Профессор Танимура говорил, не глядя на собеседника, и вдруг, будто спохватившись, вынул из жилетного кармана часы и поднялся:
— Простите, мне пора.
Синтаро вместе с отцом и шурином поблагодарил профессора за визит. Лицо его выражало отчаяние.
— Не смогли бы вы, профессор, в ближайшие дни еще раз навестить больную?.. — спросил, прощаясь, Тодзава.
— Разумеется, я прибуду в любое время…
Больше профессор ничего не сказал. Спускаясь последним по темной лестнице, Синтаро понял, что это конец…
V
После ухода Тодзавы и мужа О-Кину переодевшийся в кимоно Синтаро, тетушка Асакава и Ёити собрались в столовой у жаровни. Из-за фусума по-прежнему доносились стоны О-Рицу. И все, вяло перебрасываясь словами под свисавшей над самой жаровней лампой, точно сговорившись, внимательно прислушивались к этим стонам.
— Просто немыслимо. Такие ужасные страдания.
Крепко сжимая щипцы для угля, тетушка смотрела в одну точку.
— Ведь Тодзава-сан говорил, что все хорошо?
Не отвечая тетушке, Ёити обратился к брату, сидевшему с сигаретой в зубах:
— Он просил профессора прийти в ближайшие дни.
— Странно. Почему он об этом просил?
На этот раз Синтаро ничего не ответил, лишь стряхнул пепел.
— Син-тян, что сказала мама, когда увидела тебя?
— Ничего не сказала.
— Но я слышал, как она смеялась.
Ёити сбоку внимательно посмотрел на брата.
— Верно… Скажи лучше, почему мамина постель благоухает дорогими духами?
Тетушка с улыбкой повернулась к Ёити, но, не дождавшись от него ответа, сказала:
— Это О-Кину-тян побрызгала мамину постель духами. Ты знаешь, Ё-тян, что это за духи?
— Что за духи?.. Наверное, специально для постели.
Неожиданно из-за фусума показалось измученное лицо О-Кину.
— Где отец?
— Он в магазине. Что-нибудь нужно?
— Да, мама хотела…
Не дав ей договорить, Ёити вскочил.
Когда он выбежал из столовой, туда на цыпочках вошла, зябко охватив себя руками, О-Кину с болеутоляющими пластырями на висках и села на место, с которого только что вскочил Ёити.
— Что случилось?
— Никак не может принять лекарства… Новая сиделка хоть и пожилая, но действует спокойно и уверенно.
— Как температура?
Синтаро, продолжая молчать, поморщился и выдохнул дым.
— Только что измеряли, тридцать семь и две…
О-Кину, пряча подбородок в ворот кимоно, задумчиво посмотрела на Синтаро:
— После ухода Тодзавы-сана снизилась еще на одну десятую.
Снова наступило молчание.

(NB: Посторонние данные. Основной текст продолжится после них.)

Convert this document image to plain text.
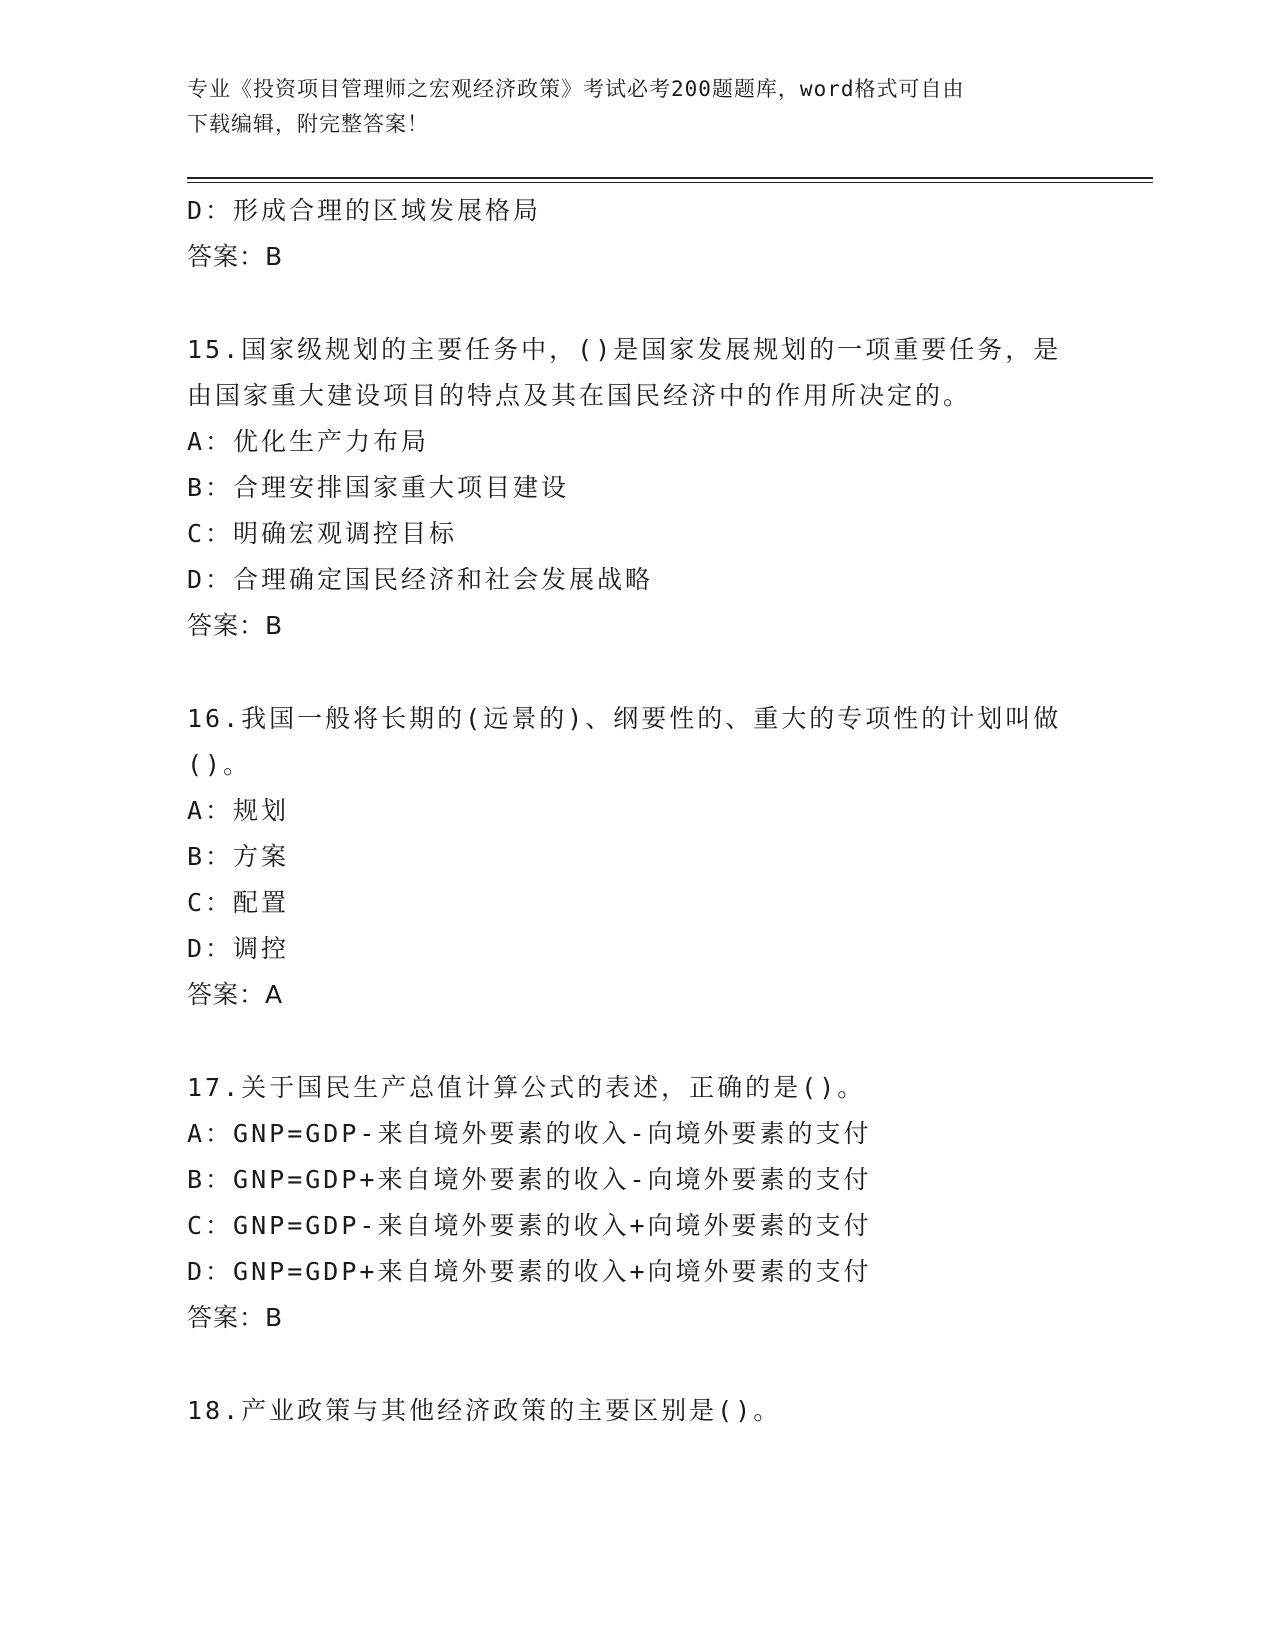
专业《投资项目管理师之宏观经济政策》考试必考200题题库，word格式可自由
下载编辑，附完整答案！
D：形成合理的区域发展格局
答案：B
15.国家级规划的主要任务中，()是国家发展规划的一项重要任务，是
由国家重大建设项目的特点及其在国民经济中的作用所决定的。
A：优化生产力布局
B：合理安排国家重大项目建设
C：明确宏观调控目标
D：合理确定国民经济和社会发展战略
答案：B
16.我国一般将长期的(远景的)、纲要性的、重大的专项性的计划叫做
()。
A：规划
B：方案
C：配置
D：调控
答案：A
17.关于国民生产总值计算公式的表述，正确的是()。
A：GNP=GDP-来自境外要素的收入-向境外要素的支付
B：GNP=GDP+来自境外要素的收入-向境外要素的支付
C：GNP=GDP-来自境外要素的收入+向境外要素的支付
D：GNP=GDP+来自境外要素的收入+向境外要素的支付
答案：B
18.产业政策与其他经济政策的主要区别是()。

Его нарушил громкий звук шагов вошедшего Кэндзо, вслед за которым появился и Ёити.
— Тебе только что звонили из дому. Муж просит чуть попозже позвонить. — С этими словами Кэндзо обратился к О-Кину, после чего направился в соседнюю комнату.
— Ну что ты будешь делать! Две служанки в доме, а толку от них никакого.

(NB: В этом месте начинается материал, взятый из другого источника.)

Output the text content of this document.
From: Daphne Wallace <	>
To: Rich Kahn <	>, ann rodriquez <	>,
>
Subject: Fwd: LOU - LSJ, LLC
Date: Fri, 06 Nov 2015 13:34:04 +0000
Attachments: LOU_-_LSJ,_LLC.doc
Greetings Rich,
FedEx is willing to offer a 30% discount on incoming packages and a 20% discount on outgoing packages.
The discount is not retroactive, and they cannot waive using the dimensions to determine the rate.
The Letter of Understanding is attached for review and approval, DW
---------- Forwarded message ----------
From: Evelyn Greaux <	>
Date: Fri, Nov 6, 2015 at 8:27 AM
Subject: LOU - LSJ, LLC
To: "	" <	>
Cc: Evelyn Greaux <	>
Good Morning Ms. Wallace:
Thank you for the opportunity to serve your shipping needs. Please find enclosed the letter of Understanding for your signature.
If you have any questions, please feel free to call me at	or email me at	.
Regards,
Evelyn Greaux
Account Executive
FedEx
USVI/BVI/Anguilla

О-Кину, досадливо прищелкнув языком, переглянулась с тетушкой.
— Такие теперь служанки пошли… Моя, так та наоборот, во все сует нос.
Пока женщины переговаривались, Синтаро, не выпуская сигареты изо рта, заговорил с печально сидевшим Ёити:
— К вступительным экзаменам готовишься?
— Готовлюсь… Но в этом году держать не буду…
— По-прежнему пишешь стихи?
Ёити, морщась, прикурил сигарету.
— У меня нет такой склонности к учению, как у тебя. А математику я просто ненавижу.
— Хоть и ненавидишь, но если не заниматься…
Синтаро прервала сидевшая напротив него тетушка, тихим голосом переговаривавшаяся с подошедшей к приоткрытым фусума сиделкой:
— Син-тян, мама зовет.
Погасив окурок, он встал, и, не взглянув на сиделку, прошел в соседнюю комнату.
— Проходи сюда. Мама сказала, что хочет тебя видеть, — кивнул ему головой отец, сидевший у изголовья больной. Синтаро послушно примостился рядом с ним.